Além disso, ficou estabelecido que o trabalhador que estiver recebendo
seguro-desemprego terá esse tempo contado para a aposentadoria, contudo, será
preciso arrecadar o INSS do período.
Outro ponto é o de que os
aposentados que recebem acima de um salário mínimo deverão ser beneficiados,
pois terão a aposentadoria reajustada de acordo com a inflação, o que significa
um ganho real equivalente a metade do aumento do PIB dos dois anos anteriores.

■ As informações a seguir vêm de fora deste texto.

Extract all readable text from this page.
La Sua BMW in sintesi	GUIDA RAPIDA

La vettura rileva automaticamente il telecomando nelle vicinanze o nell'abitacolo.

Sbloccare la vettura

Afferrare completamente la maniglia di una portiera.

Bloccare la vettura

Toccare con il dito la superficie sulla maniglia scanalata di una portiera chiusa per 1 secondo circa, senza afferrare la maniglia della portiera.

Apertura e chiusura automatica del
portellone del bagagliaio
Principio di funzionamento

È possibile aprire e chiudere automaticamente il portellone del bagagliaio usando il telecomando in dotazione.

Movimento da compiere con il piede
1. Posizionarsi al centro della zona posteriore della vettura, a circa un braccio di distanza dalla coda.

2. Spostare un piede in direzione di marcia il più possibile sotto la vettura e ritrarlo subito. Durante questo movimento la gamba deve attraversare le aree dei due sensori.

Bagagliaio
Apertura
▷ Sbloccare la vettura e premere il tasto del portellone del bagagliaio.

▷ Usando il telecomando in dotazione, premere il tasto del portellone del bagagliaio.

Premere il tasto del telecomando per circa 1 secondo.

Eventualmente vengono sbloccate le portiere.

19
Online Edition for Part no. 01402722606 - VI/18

A medida, porém, somente será válida para os anos de 2010 e 2011 e elevará em
R$ 3 bilhões a folha do governo somente deste ano.
Se aprovadas as alterações, o
cálculo da aposentadoria sofrerá mudanças, o que deve beneficiar os
contribuintes que se aposentarem futuramente, já que ao invés de se contar 80%
dos maiores recolhimentos, passa a se contar 70%.

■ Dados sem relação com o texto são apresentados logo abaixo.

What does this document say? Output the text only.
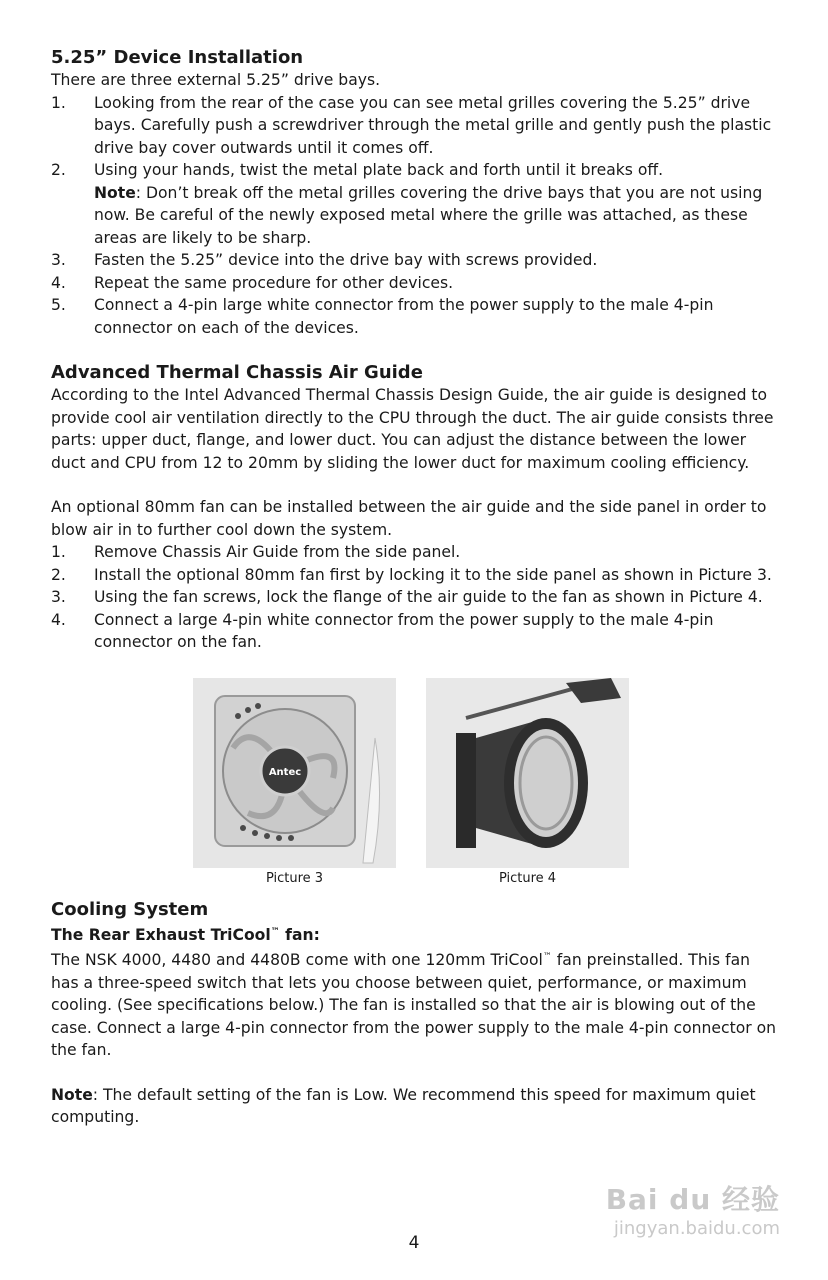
5.25” Device Installation

There are three external 5.25” drive bays.

1. Looking from the rear of the case you can see metal grilles covering the 5.25” drive bays. Carefully push a screwdriver through the metal grille and gently push the plastic drive bay cover outwards until it comes off.
2. Using your hands, twist the metal plate back and forth until it breaks off.
Note: Don’t break off the metal grilles covering the drive bays that you are not using now. Be careful of the newly exposed metal where the grille was attached, as these areas are likely to be sharp.
3. Fasten the 5.25” device into the drive bay with screws provided.
4. Repeat the same procedure for other devices.
5. Connect a 4-pin large white connector from the power supply to the male 4-pin connector on each of the devices.
Advanced Thermal Chassis Air Guide

According to the Intel Advanced Thermal Chassis Design Guide, the air guide is designed to provide cool air ventilation directly to the CPU through the duct. The air guide consists three parts: upper duct, flange, and lower duct. You can adjust the distance between the lower duct and CPU from 12 to 20mm by sliding the lower duct for maximum cooling efficiency.

An optional 80mm fan can be installed between the air guide and the side panel in order to blow air in to further cool down the system.

1. Remove Chassis Air Guide from the side panel.
2. Install the optional 80mm fan first by locking it to the side panel as shown in Picture 3.
3. Using the fan screws, lock the flange of the air guide to the fan as shown in Picture 4.
4. Connect a large 4-pin white connector from the power supply to the male 4-pin connector on the fan.
Antec
Picture 3	Picture 4
Cooling System
The Rear Exhaust TriCool™ fan:

The NSK 4000, 4480 and 4480B come with one 120mm TriCool™ fan preinstalled. This fan has a three-speed switch that lets you choose between quiet, performance, or maximum cooling. (See specifications below.) The fan is installed so that the air is blowing out of the case. Connect a large 4-pin connector from the power supply to the male 4-pin connector on the fan.

Note: The default setting of the fan is Low. We recommend this speed for maximum quiet computing.

Bai du 经验
jingyan.baidu.com
4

Por último, ficou estabelecido
o fator 85/95, que passa a somar a idade com o tempo de contribuição. Com isso,
as mulheres deverão atingir 85 para ter direito à aposentadoria, ou seja, antes
se exigia 30 anos de contribuição, neste caso, é o mesmo que dizer que a idade
mínima passou a ser de 55 anos. Com essa nova medida, os contribuintes passarão
a trabalhar mais, já que se a mulher, por exemplo, começar a trabalhar com 20
anos e tiver registro contínuo, terá de recolher 35 anos, no mínimo, para que
possa solicitar a aposentadoria. Para os homens a situação piora, já que a soma
do tempo de contribuição mais idade deve resultar em 95. Como antes era exigido
35 anos de contribuição é mesmo que determinar a idade mínima de 60 anos para o
homem. Diante do novo acordo, se o homem começar a trabalhar com 20 anos, com
registro contínuo, terá de recolher, no mínimo, por 40 anos.
Apesar de o tempo de contribuição
ter aumentado, o objetivo do governo deve ser o de manter o sistema previdenciário,
tendo em vista que vivemos em uma nova realidade em que a expectativa de vida
aumentou e da forma como estava dimensionado o sistema previdenciário
brasileiro, a tendência era de que seria inviabilizado, colocando em risco os
benefícios atuais e futuros.
Não se pode esquecer que o
Brasil possui um sistema previdenciário diferenciado dos Estados Unidos, por
exemplo, onde a maioria dos americanos, tanto funcionários públicos quanto os
da iniciativa privada, se aposenta somente aos 65 anos - aqui temos casos de
aposentadoria antes dos 50 anos.
Embora as regras
norte-americanas sejam mais rígidas, a Previdência Pública pode falir, segundo
expectativas da Social Security (Segurança Social), em 2018, já que o
envelhecimento da população e a diminuição do número de trabalhadores ativos
causarão um déficit estimado em US$ 25 bilhões ao sistema. Para se ter uma
ideia, daqui oito anos existirão, aproximadamente, 65 milhões de pensionistas e
o desembolso do governo chegará a quase US$ 1,2 trilhão.
Resta claro, que a tentativa
do governo brasileiro é a de preservar o sistema previdenciário. Todavia, as
novas regras beneficiam os atuais inativos e aumenta os atuais gastos com a
folha de pagamento. A grande dúvida é por quanto tempo as novas regras poderão
realmente garantir a manutenção da Previdência Pública?